Pour ne pas casser cette dynamique, l'Assemblée nationale a adopté un amendement reportant au 30 juin 2016 le bénéfice des avantages financiers, à condition que les communes souhaitant fusionner aient délibéré en ce sens avant le 31 mars 2016. Notre commission des finances est allée plus loin, en repoussant au 1er janvier 2017 la date limite de création des communes nouvelles pour bénéficier de l'ensemble des garanties prévues par la loi du 16 mars 2015. Quelle que soit la date qui sera finalement retenue, on ne peut que se féliciter de ce report. Mais il est vrai que ces avantages s'inscrivent dans une enveloppe normée. Un abondement de la DGF à due concurrence du « coût » des communes nouvelles mériterait à mon sens d'être prévu afin que la création de ces dernières ne pèse pas sur la DGF de l'ensemble des communes.

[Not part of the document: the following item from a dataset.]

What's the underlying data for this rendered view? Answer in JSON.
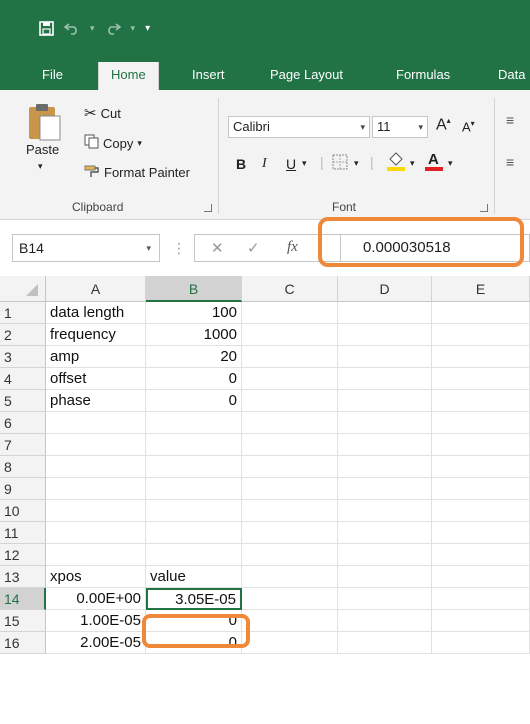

Enfin, j'aborde dans mon rapport la nouvelle répartition de la cotisation sur la valeur ajoutée des entreprises (CVAE) en faveur des régions, mais au détriment des départements. Le projet de loi de finances pour 2016 propose, qu'à compter du 1er janvier 2017, les régions bénéficient de 50 % de CVAE, contre 25 % aujourd'hui, la différence étant prélevée sur la part dont bénéficient aujourd'hui les départements (48,5 %). Si on peut saluer la volonté du Gouvernement d'assurer aux régions des ressources suffisantes pour leur permettre d'exercer leurs nouvelles compétences, je ne suis pas totalement convaincue par le dispositif proposé qui ponctionne une part de fiscalité importante des départements, alors que la situation financière de ces derniers est difficile, certains d'entre eux pouvant se trouver dans une situation de quasi-faillite d'ici quelques mois. D'autre part, les transferts de compétences que nous avons finalement votés ne justifient que partiellement ce transfert de CVAE.

À titre personnel, je considère qu'il conviendrait de mener une réforme plus ambitieuse de répartition des ressources entre chaque niveau de collectivités, afin de leur permettre d'assumer les compétences que la loi leur attribue, tout en veillant à préserver la soutenabilité des finances publiques.